Me pregunto si existe la posibilidad de escapar del cuento.
Cualquier día, sin aviso, preaviso ni hora determinada, se me agarran al cuello las ganas de huir. Dejo el vestido azul claro, los zapatos de cristal y la sonrisa, arrugados en el suelo. Lleno la mochila de ropa cómoda y zapatillas con cordones, un impermeable, la cámara de fotos, lápiz y papel. Subo a cualquier medio de transporte, real o imaginario, aprieto las pestañas desmaquilladas, y sólo vuelvo al mundo cuando todo se ha hecho tan pequeñito como hormigas.
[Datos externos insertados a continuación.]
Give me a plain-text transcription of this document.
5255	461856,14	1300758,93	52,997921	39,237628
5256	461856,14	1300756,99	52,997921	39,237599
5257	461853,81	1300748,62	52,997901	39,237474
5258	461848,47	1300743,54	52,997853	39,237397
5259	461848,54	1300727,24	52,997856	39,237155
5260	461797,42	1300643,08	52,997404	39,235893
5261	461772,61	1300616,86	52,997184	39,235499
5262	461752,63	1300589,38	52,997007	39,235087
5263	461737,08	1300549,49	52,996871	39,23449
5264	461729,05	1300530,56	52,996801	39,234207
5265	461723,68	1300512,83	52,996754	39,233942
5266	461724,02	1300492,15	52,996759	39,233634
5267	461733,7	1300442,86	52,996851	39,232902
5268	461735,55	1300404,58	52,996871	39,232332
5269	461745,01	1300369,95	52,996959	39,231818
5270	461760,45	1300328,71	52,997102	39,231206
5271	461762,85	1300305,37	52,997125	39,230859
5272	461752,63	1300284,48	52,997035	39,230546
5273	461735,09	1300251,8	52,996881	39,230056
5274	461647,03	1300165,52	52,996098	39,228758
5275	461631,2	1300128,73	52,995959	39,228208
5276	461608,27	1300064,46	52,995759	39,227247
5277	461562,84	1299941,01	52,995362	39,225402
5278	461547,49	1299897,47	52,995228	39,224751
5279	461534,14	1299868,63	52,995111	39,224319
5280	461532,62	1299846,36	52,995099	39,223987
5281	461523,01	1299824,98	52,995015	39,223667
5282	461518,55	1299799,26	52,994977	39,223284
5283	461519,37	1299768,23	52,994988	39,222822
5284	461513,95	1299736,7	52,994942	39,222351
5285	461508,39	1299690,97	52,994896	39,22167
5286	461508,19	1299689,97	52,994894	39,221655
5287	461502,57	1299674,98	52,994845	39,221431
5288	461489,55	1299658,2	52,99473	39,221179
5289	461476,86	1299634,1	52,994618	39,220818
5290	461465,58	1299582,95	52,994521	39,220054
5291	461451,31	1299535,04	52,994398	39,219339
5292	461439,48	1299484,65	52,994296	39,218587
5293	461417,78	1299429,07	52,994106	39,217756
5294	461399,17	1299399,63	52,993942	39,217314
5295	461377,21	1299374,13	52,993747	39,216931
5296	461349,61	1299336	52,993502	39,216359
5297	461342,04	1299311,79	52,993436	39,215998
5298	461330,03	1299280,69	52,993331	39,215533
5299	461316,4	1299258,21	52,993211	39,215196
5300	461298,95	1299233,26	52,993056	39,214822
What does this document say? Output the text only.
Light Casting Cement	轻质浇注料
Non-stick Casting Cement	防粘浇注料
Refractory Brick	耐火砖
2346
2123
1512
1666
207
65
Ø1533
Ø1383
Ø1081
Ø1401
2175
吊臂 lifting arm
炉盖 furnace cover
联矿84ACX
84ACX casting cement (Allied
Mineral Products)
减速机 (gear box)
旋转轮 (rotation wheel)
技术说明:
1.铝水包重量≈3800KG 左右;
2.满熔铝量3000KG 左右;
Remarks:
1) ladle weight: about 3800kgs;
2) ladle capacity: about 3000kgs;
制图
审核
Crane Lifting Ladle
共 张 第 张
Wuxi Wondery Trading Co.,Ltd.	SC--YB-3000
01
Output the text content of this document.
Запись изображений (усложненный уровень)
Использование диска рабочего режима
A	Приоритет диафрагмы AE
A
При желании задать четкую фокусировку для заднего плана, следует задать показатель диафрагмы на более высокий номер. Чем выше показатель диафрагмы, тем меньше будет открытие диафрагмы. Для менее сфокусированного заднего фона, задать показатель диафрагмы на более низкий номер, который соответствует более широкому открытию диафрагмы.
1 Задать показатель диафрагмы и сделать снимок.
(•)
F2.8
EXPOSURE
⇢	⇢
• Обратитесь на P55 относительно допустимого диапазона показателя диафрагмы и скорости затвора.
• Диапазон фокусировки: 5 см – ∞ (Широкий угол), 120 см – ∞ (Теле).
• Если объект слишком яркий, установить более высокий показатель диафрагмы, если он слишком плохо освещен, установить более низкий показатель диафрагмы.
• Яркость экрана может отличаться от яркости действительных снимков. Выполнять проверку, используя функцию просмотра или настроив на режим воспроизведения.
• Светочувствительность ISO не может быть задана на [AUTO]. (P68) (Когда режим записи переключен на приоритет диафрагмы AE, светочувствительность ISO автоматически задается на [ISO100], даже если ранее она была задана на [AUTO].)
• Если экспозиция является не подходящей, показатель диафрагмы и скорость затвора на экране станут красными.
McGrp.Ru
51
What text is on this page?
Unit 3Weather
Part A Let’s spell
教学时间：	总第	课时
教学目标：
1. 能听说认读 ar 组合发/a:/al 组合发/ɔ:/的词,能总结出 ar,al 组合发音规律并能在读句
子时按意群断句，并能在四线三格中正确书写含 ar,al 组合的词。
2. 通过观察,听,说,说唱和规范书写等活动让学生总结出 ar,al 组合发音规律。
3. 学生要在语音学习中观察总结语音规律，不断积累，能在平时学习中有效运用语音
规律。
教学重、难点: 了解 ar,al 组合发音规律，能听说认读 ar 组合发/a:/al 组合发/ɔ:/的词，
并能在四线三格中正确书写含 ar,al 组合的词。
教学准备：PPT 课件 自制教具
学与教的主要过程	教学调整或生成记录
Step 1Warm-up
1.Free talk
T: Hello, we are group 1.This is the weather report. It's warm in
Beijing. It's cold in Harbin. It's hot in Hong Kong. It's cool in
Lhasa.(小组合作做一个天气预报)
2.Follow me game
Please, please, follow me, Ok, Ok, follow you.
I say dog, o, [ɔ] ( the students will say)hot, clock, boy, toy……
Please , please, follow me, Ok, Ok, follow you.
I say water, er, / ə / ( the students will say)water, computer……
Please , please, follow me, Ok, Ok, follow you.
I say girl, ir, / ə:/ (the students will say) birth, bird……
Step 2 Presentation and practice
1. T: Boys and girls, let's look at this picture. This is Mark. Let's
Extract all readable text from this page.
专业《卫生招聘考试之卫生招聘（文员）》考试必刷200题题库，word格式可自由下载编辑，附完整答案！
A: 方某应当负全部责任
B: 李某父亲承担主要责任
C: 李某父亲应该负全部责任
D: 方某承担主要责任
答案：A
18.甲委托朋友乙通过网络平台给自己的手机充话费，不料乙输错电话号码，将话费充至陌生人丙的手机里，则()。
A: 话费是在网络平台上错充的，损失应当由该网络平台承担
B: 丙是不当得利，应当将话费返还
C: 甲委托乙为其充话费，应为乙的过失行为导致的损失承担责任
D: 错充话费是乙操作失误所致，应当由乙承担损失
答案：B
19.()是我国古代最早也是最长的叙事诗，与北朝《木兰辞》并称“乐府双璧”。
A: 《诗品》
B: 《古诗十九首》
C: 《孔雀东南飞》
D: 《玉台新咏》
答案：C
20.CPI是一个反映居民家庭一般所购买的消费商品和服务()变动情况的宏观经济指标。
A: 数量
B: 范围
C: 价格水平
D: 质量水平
Todo atrás. No más calabazas, carrozas incómodas, ratoncitos, coser, cantar o mirarse al espejo. Ya no soy yo. Ya no hay varitas ni madrinas.
Quién no ha querido alguna vez escapar del cuento. Ser otro, otra, o nadie. Dar la vuelta a la vida como a un calcetín usado, rehacer decisiones, escoger otros caminos, no subir a ese tren y continuar andando. Quién no ha pensado alguna vez cómo sería todo si en vez de respirar como princesa, durmieras como bruja.
Aprendería a recitar conjuros, a cocinar pócimas, envenenaría manzanas y volaría en mi escoba. Haría ruido como mi risa escandalosa y guardaría en mi armario el sombrero puntiagudo.
Vivir otras vidas. Perderme en otros mapas. Equivocarme de nuevo.
Nota mental: Escondida tras la letra E, del Érase una vez del comienzo de mi cuento, veo a gente sin casa, sin trabajo, sin ganas y sin esperanza. Veo el país de las maravillas convertido en tristeza.
Pero oigo también una melodía, a lo lejos, la voluntad y el futuro de los que aún tenemos ganas de escribir la historia sin comer perdices.